Editor's note: Some readers have expressed that they feel this story is culturally insensitive. Those criticisms are valid. While the intent of the post was to shine a light on a beloved longtime market that's important to Nashville's immigrant community as well as to the city itself, it came off as cultural tourism — a story that treats this market and this community as "other" rather than as a vital part of the city's cultural fabric. For that, we at the Scene — and I personally — would like to apologize. We'll use this as a learning opportunity and strive to do better in the future. D. Patrick Rodgers, editor-in-chief
K&S World Market on a Sunday is a testament to the sacred leisure of the day, but a test of patience for the newcomer. I circle the parking lot three times before securing a spot at the neighboring pasteleria, and as I gather my bags, I see a vendor bundled in a headscarf and a puffer jacket having an unhurried conversation with a boy as she hands him a Styrofoam cup of hot chocolate. In that moment I understand the mindset of the patrons entering and exiting the shop: of having no place more important to be.
The past year has been no time for extravagance, and balms for the isolation have come in the form of impulse Turnip Truck visits and sudden urges to curate an organic and sustainable pantry. I found a grocery goldmine in the shops on Nolensville Pike’s interminable strip. My first trip to K&S stems from two things: the advice of culinary friends and the fact that two supermarkets I visit regularly lack the ingredients I need (red curry paste and fish sauce).
When I enter through the sliding double doors, I’m immediately in the heart of the produce section. The first word that comes to mind is "reverie," and then "variety." Bananas come in red, baby, Manzano and the standard (priced 20 cents cheaper than Kroger’s organic kind). Avocados the size of my open palm adorn an unassuming corner; melons, cucumbers and peppers are quadruple the size and half the price.
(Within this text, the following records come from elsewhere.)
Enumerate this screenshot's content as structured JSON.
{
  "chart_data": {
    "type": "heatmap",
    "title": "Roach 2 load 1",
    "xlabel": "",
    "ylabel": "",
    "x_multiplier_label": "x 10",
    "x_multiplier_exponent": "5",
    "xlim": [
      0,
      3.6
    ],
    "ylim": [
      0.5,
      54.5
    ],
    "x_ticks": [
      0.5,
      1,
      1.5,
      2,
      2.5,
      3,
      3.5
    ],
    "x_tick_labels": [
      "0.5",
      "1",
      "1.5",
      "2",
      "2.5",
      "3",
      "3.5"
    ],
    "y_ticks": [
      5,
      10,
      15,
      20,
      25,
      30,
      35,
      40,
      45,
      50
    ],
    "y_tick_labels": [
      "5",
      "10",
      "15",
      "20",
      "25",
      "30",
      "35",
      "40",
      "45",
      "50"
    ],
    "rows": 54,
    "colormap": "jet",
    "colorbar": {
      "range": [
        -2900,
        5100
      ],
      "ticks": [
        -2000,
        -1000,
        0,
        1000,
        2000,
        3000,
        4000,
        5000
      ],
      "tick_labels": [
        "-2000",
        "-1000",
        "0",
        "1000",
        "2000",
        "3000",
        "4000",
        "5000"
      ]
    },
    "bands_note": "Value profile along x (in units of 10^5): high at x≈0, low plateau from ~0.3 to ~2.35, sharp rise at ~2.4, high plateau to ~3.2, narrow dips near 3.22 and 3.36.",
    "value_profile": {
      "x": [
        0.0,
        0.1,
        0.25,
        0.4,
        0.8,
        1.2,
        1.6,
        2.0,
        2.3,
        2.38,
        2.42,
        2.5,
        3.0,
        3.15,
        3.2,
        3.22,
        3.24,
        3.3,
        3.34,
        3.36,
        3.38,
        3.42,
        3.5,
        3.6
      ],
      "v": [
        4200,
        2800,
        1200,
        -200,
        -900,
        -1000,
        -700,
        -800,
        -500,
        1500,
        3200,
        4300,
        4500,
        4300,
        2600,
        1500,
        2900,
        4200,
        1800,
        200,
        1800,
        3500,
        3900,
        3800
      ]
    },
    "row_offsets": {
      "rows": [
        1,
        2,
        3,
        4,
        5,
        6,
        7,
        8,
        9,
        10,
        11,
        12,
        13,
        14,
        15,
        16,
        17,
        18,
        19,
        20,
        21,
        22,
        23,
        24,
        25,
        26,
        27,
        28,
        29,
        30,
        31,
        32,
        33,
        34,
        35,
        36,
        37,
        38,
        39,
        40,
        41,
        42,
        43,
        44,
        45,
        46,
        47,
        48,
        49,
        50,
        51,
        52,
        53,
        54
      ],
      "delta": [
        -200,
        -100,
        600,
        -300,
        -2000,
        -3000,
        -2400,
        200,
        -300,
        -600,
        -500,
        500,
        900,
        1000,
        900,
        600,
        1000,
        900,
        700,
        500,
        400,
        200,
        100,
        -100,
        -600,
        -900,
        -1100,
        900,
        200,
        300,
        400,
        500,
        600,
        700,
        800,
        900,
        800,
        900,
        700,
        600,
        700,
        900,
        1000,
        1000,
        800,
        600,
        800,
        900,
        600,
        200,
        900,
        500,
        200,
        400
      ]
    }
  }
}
Diversity and cost-efficiency are recurring themes throughout the store. A full butcher and seafood section is located in the back with live crabs, tilapia and lobster. The last time I saw a tank in a grocery store was definitely in the late ’90s inside of a Walmart. I feel a rush of nostalgia, that sense of childhood advocacy I felt on seeing the lobster tanks, but also delight at the fact that I can purchase fresh tilapia at K&S for $4.99 per pound. I text my mom to see how much she spent on crab recently; she says $50 per pound. I reply, “K&S has live crab for $17.99/lb, joke's on us.”

I make my way through the rest of the shop. Entire aisles are dedicated to myriad spices, rice stacked to the ceiling and salt galore (Samin Nosrat would be overjoyed). As I’m looking through the snack aisle, a thought snaps me out of my fixation on fried-chicken-flavored Lay's: This place caters to everyone. I look up and see a Middle Eastern family, an elderly Asian man, a Latina grandmother and her granddaughter, and a white couple near the end of the aisle. This is the real Nashville.
As I enter the checkout line, I’m reminded again to slow down — no self checkouts here. There's a little girl with black pigtails flowing down her back ahead of me. She’s got her eyes on a footlong strand of marshmallow called “crazy legs.” Her dad plucks one down for her and she beams. I exit the store and stop for a hot chocolate from the vendor. When I ask to take her picture she squints and pointedly strikes me down. I laugh and jog away in embarrassment, thinking to myself that an hour spent here on a Sunday is a better way to meditate on life than sitting in a foldout chair on the lawn of one of Nashville’s megachurches. I also saved a ton on groceries.
K&S offers two locations: one on Nolensville Pike in South Nashville and the other on Charlotte Pike on the West Side. Soon in my quest for exciting new eats, I hope to visit locally owned Fresh&Fresh, the palatial new Patel Brothers Indian marketplace, and the Mazfresco located in Plaza Mariachi.